Andrew prevailed over more intimidating objects than a padded bag in the course of a 71-cap Test career spanning a dozen years. Pigeon-holed rather unfairly as a kicking stand-off, he was one of the great defensive midfielders of his generation: brave, committed and far more aggressive than his cherubic features let on. He was ruthless, too. When Sir John Hall asked him to launch professionalism on Tyneside in the autumn of 1995, he not only cut his ties with Wasps but took Steve Bates and Dean Ryan with him.

"His competitive nature and appetite for the game were an inspiration to those around him," said Bates, whose coaching career at Newcastle has blossomed under Andrew's rugby directorship. "I admire the guy hugely; he's made such a contribution to the game. But while it will be a little strange seeing him on the touchline rather than on the pitch, it's not as if he'll be sitting around doing nothing. He'll still be running things here and he's getting involved with the Club England group at Twickenham, so he has plenty ahead of him."

Having signed a three-year extension to his contract last month, Andrew will stay on as director of rugby at Kingston Park. But his most intriguing role will be in London rather than Newcastle. As a passionate pro-club activist, his input on Fran Cotton's Club England committee will be central to maintaining the fragile truce between the revisionist forces at the Rugby Football Union and the bullish new-agers on the board of English First Division Rugby.

However, his most immediate concern will be to get Newcastle through their next six Premiership matches without an experienced outside-half at the fulcrum. Jonny Wilkinson's World Cup commitments are likely to keep him away until the final week in October at the earliest, so Andrew is likely to run David Walder, the England Under-21 stand-off, against Bristol on Sunday.

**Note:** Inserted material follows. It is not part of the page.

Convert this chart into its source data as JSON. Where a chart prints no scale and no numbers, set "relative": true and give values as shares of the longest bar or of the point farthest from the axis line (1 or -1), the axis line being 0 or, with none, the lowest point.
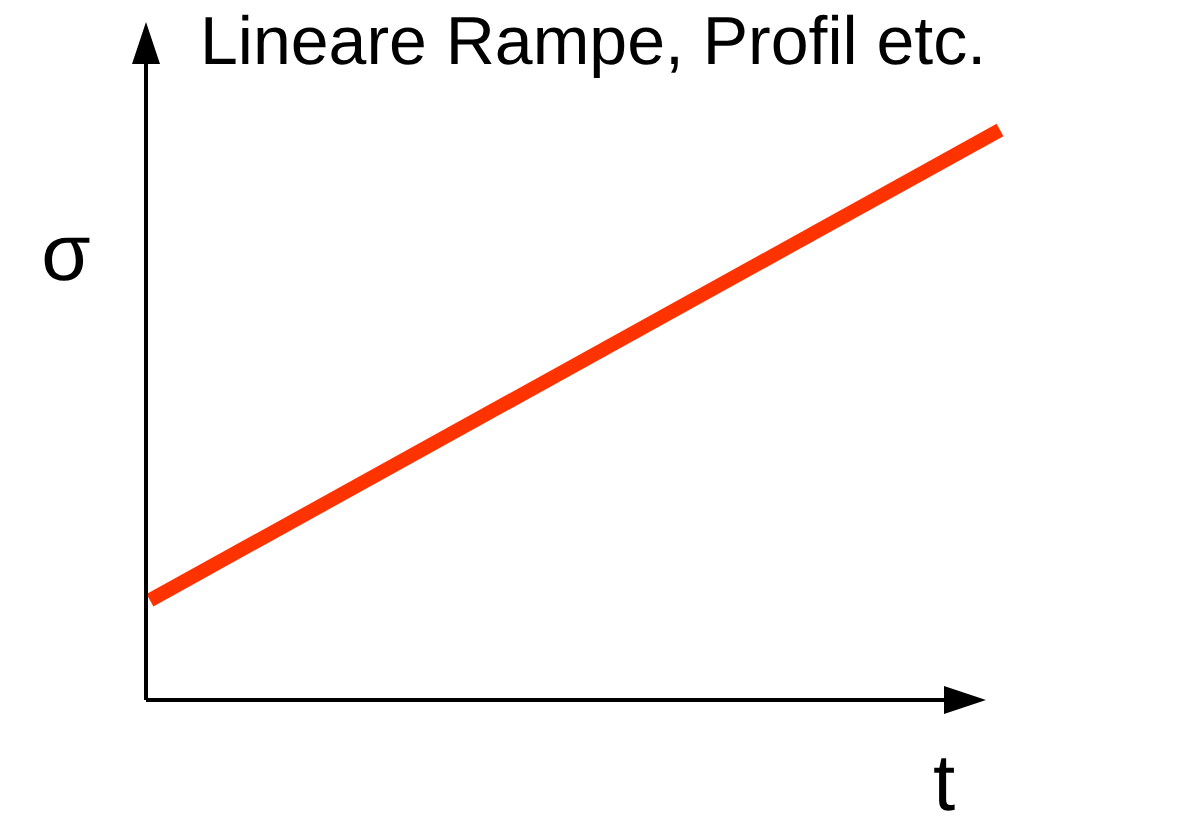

Meanwhile, Leicester lost an 11th first-choice player to the World Cup jamboree when Clive Woodward called Leon Lloyd, the uncapped Tigers wing, into his squad as cover for the injured David Rees. Woodward is still hopeful of declaring Rees fit by the end of the week, but the minor groin strain suffered by the Bristol player at Twickenham last Saturday evening was still giving cause for concern when the squad reconvened in Richmond yesterday.

The Welsh and Australian squads also suffered small inconveniences just over a week before the opening match of the fourth global tournament in Cardiff. David Llewellyn, the Newport scrum-half, was granted permission to fly home from the Red Dragons' warm-weather training camp in Portugal to tend to his baby son Liam, who was born two months prematurely and underwent a blood transfusion yesterday. The Wallabies were also a player short as they boarded a flight for Dublin. Tom Bowman, the lock forward called into the party last Friday, remained in Australia for further treatment on a shin wound needing 18 stitches.

Romania have lost three players through injury, Dragos Niculae, Florin Marioara and Vasilica Tincu. Razvan Mavrodin, Adrian Salageanu and Stefan Slusariuc come in.